Our collections also demonstrate a difference in hymenophore color between the species, something that is not evident from Heinemann’s descriptions. Heinemann described C. luteopunctatus as having a yellow hymenophore, but does not indicate the color for the hymenophore of C. densifolius , although the original watercolor clearly shows it to be more or less ochraceous (see Fig. 2c here, and Heinemann 1959, Plate XXVI, fig. 6). Our collections confirm this ochraceous to dirty isabelline color of the hymenophore of C. densifolius , even when still relatively young, whereas the hymenophore color is more variable in C. luteopunctatus due to the translucent context above. The hymenophore of C. luteopunctatus is pure white when young, but it may also have pinkish tinges when the pileus surface is still densely covered by pinkish brown squamae, and then becomes more yellowish (which is the color mentioned in the original description) with maturation due to the yellowing context and absence of squamae over the expanded pileus margin. As in C. densifolius , the yellowing can be of variable intensity; for instance, the exposed context of TH 10442 is more strongly chrome yellow than that of the epitype (Fig. 5a).

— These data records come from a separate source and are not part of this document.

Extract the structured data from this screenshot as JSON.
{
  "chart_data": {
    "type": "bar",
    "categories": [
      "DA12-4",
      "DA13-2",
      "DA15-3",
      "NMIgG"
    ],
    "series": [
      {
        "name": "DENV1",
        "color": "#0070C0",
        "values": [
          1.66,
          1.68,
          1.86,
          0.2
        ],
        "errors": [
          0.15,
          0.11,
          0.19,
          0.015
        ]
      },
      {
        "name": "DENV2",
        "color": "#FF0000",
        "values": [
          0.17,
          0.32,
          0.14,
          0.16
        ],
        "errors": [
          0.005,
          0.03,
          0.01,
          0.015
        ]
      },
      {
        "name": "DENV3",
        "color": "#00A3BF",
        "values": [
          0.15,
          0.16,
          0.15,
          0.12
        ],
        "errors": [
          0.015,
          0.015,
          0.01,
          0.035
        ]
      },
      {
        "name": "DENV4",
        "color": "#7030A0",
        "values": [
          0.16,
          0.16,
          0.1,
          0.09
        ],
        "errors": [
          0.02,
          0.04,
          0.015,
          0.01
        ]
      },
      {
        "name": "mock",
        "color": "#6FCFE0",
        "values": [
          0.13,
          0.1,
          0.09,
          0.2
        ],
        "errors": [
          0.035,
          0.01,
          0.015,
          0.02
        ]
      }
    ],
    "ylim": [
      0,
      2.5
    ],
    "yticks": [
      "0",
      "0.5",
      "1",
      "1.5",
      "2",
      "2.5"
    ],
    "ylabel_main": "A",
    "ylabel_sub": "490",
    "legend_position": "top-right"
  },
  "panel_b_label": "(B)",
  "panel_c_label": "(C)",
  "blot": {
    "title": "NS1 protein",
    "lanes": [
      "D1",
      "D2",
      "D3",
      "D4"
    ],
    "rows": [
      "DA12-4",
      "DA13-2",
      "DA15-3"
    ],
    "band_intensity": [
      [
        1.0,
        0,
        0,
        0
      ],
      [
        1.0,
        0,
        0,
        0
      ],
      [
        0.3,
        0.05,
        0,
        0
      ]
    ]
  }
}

Other considerable differences between C. luteopunctatus and C. densifolius include the surface structures of the pileus and stipe. In C. luteopunctatus , distinct central pileal squamae are erect, flesh brown to pinkish brown, and strongly separated and paler toward the margin. The pinkish color of the squamae was also mentioned in the original description of Heinemann (1958). In contrast, the pileus surface of C. densifolius is a continuous tomentum that lacks a pinkish flesh color and is woolly-fibrous, before breaking up concentrically in appressed fragments. Furthermore, in C. luteopunctatus the upper stipe surface has the same squamae as the pileus center, whereas in C. densifolius the stipe surface is smooth (compare Figs 2, 4, 5).
Micromorphologically, the basidiospores are nearly identical in both species (Table 1), but the pileipellis differs dramatically. In C. luteopunctatus the pileipellis is composed of fascicles of thin- to slightly thick-walled hyphae (corresponding to the erect squamae) that are recognizable on the background of more or less parallel, thin-walled hyphae of the interstitial surface, whereas in C. densifolius , the thicker-walled hyphae are not organized in fascicles. Moreover, in the latter species the distal cells of these thick-walled hyphae are much more undulate-sinuous in outline and narrower than those of C. luteopunctatus .
A final remark concerns the edibility of these Central African chanterelles: In Cameroon C. luteopunctatus basidiomata are mild-flavored and consumed by the indigenous Baka, while C. densifolius slowly develops a very strong bitterness and is not consumed by the Baka (T. Henkel, pers. obs.). While the bitter taste was also noted in the original description ( Heinemann 1958), the first author did not detect bitterness for C. densifolius specimens from the Central African Republic.